A Gender Rights Activist working with the tribal and marginalized communities in india, Srilekha is a PhD scholar working on understanding body and sexuality among tribal girls, to fill the gaps in research around indigenous women and their stories. Srilekha has worked extensively at the grassroots level with community based organisations, through several advocacy initiatives around Gender, Mental Health, Menstrual Hygiene and Sexual and Reproductive Health Rights (SRHR) for the indigenous in Jharkhand, over the last 6 years.

Srilekha has also contributed to sustainable livelihood projects and legal aid programs for survivors of sex trafficking. She has been conducting research based programs on maternal health, mental health, gender based violence, sex and sexuality. Her interest lies in conducting workshops for young people on life skills, feminism, gender and sexuality, trauma, resilience and interpersonal relationships.

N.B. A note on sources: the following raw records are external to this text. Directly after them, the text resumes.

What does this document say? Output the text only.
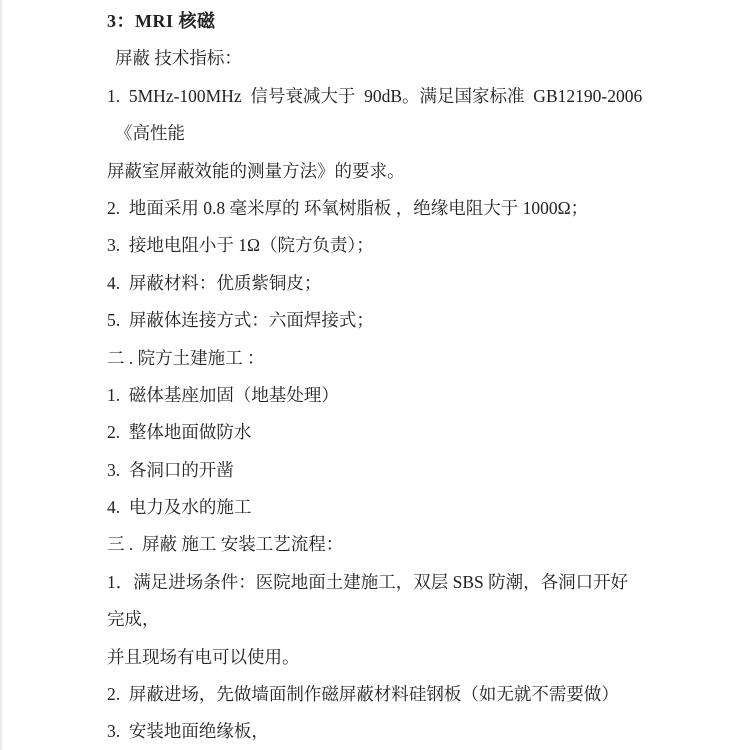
3：MRI 核磁

屏蔽 技术指标：

1.  5MHz-100MHz  信号衰减大于  90dB。满足国家标准  GB12190-2006

《高性能

屏蔽室屏蔽效能的测量方法》的要求。

2.  地面采用 0.8 毫米厚的 环氧树脂板 ，绝缘电阻大于 1000Ω；

3.  接地电阻小于 1Ω（院方负责）；

4.  屏蔽材料：优质紫铜皮；

5.  屏蔽体连接方式：六面焊接式；

二 . 院方土建施工 ：

1.  磁体基座加固（地基处理）

2.  整体地面做防水

3.  各洞口的开凿

4.  电力及水的施工

三 .  屏蔽 施工 安装工艺流程：

1．满足进场条件：医院地面土建施工，双层 SBS 防潮，各洞口开好

完成，

并且现场有电可以使用。

2.  屏蔽进场，先做墙面制作磁屏蔽材料硅钢板（如无就不需要做）

3.  安装地面绝缘板，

A Guwahati-based college student pursuing her Masters in Tata Institute of Social Sciences, Bidisha started the #BleedwithDignity campaign on the technology platform Change.org, demanding that the Government of Assam install
biodegradable sanitary pad vending machines in all government schools across the state. Her petition on Change.org has already gathered support from over 90000 people and continues to grow.

Bidisha was selected in Change.org’s flagship program ‘She Creates Change’ having run successful online advocacy
campaigns, which were widely recognised. Through the #BleedwithDignity campaign; she organised and celebrated World Menstrual Hygiene Day, 2019 in Guwahati, Assam by hosting a wall mural by collaborating with local organisations. The initiative was widely covered by national and local media, and the mural was later inaugurated by the event’s chief guest Commissioner of Guwahati Municipal Corporation (GMC) Debeswar Malakar, IAS.